A despedida aconteceu na Arena da Amazônia, em Manaus, e abalou as estruturas da torcida. Entre amigas e a sobrinha quase desmaiando de emoção, Formiga se derreteu mesmo com a realização de um sonho: “Depois de muitos anos, consegui levar minha mãe para ver a minha última partida com a seleção. Ela morria de medo de avião, não queria ir. Estou flutuando até hoje! Zerei a vida, zerei o game vendo minha mãe ali ”, conta Miraildes Maciel Mota, o nome de batismo que Dona Celeste, sua mãe, escolheu. Por trás do feito — do sorriso largo e do olhar apaixonado que acompanha a atual jogadora do São Paulo por onde vai — está Erica Jesus, a namorada, noiva, esposa e empresária, tudo ao mesmo tempo. “Ainda não posso acreditar que ela conseguiu convencer minha mãe. Eu a agradeço muito por isso ”, conta.
Só eu jogava no meio dos meninos, os pais das minhas amigas as proibiam. Eu mesma fui proibida pelos meus irmãos, mas continuei. Não tive referência
A história de amor teve pedido de casamento oficial em outubro deste ano. Durante uma viagem a trabalho, a proposta veio com trilha musical e declaração fofíssima nas redes sociais: “Te amooooo muitooooooo minha tudona”, escreveu Formiga, assim mesmo, com tudo isso de “ o ”s.
O romance hoje superlativo foi daqueles que cresceu com o tempo e aconteceu no momento certo. Formiga e Erica se conheceram em 1996, jogando futebol. Na época, surgiu só uma amizade. Depois de 21 anos, elas se reencontraram. “Foram os céus conspirando, o universo está on ”, brinca Formiga.

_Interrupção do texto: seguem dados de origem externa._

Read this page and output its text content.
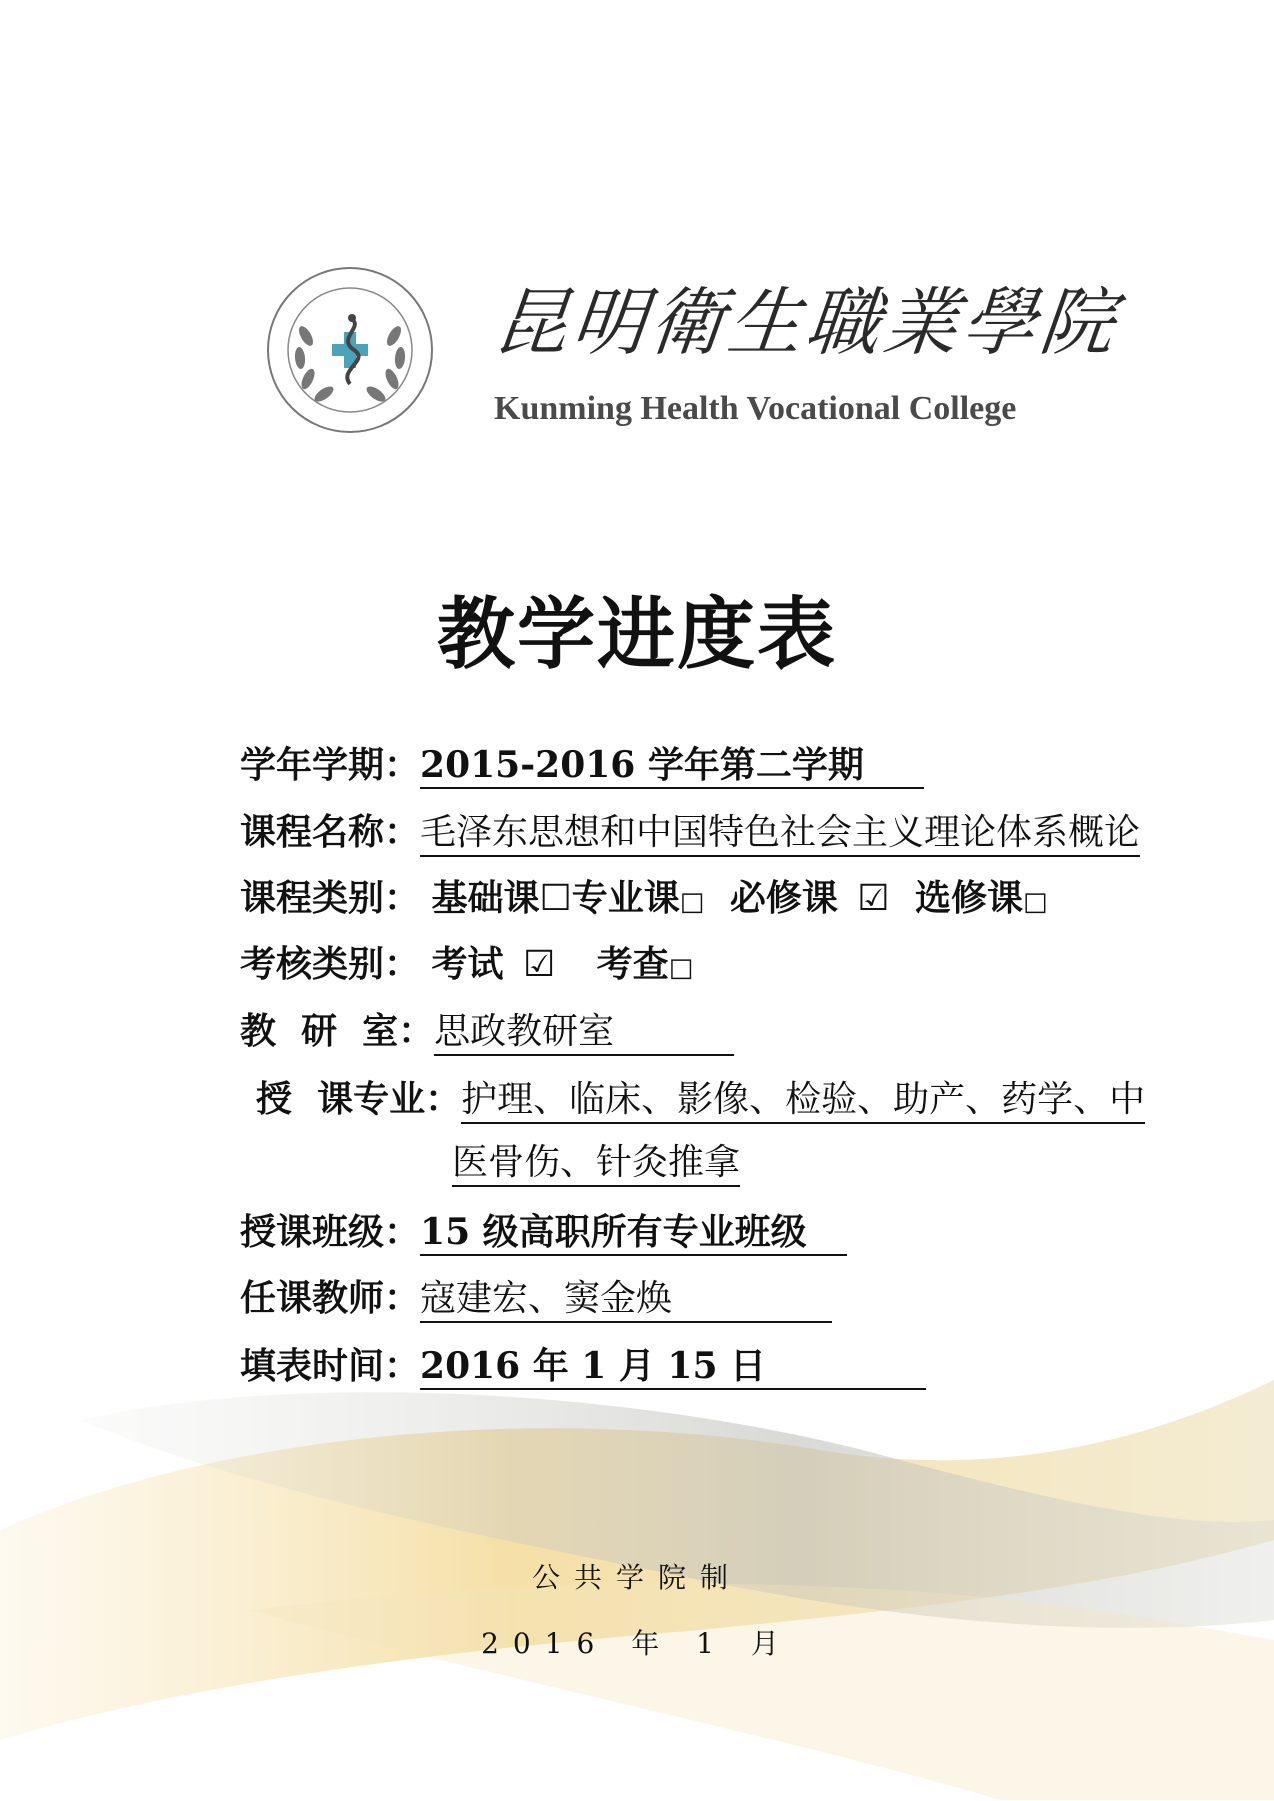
昆明衛生職業學院
Kunming Health Vocational College
教学进度表
学年学期：2015-2016 学年第二学期
课程名称：毛泽东思想和中国特色社会主义理论体系概论
课程类别： 基础课☐专业课□ 必修课 ☑ 选修课□
考核类别： 考试 ☑ 考查□
教  研  室：思政教研室
授  课专业：护理、临床、影像、检验、助产、药学、中
医骨伤、针灸推拿
授课班级：15 级高职所有专业班级
任课教师：寇建宏、窦金焕
填表时间：2016 年 1 月 15 日
公共学院制
2016 年 1 月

Na festa de despedida da sua ida para Paris (ela jogou de 2017 a 2021 pelo Paris Saint-Germain), elas ficaram. Logo na sequência, já de mudança para a França, Formiga ligou para Erica, que trabalhava na época como enfermeira num hospital em Santos, e a pediu em namoro. “Falei: e tem mais, você tem dois dias para me responder ”, lembra, rindo. A resposta positiva veio seguida de uma visita e, depois, a mudança definitiva, com direito a celebração em frente à Torre Eiffel.
Ainda que elas já se considerem casadas, a união no papel será em janeiro de 2023, seguida de lua de mel, claro. “A Formiga conheceu o mundo inteiro, mas não aproveitou. Agora, a gente quer aproveitar a vida ”, conta Erica. Engana-se quem pensa que o desfrute en – volve altas extravagâncias. Elas curtem ficar em casa, trazer a Dona Celeste de Salvador para temporadas em São Paulo (agora ela prefere o avião, não mais o ônibus) e viajar. De bermuda, regata e chinelo nos pés, Formiga gosta de andar na rua como anônima.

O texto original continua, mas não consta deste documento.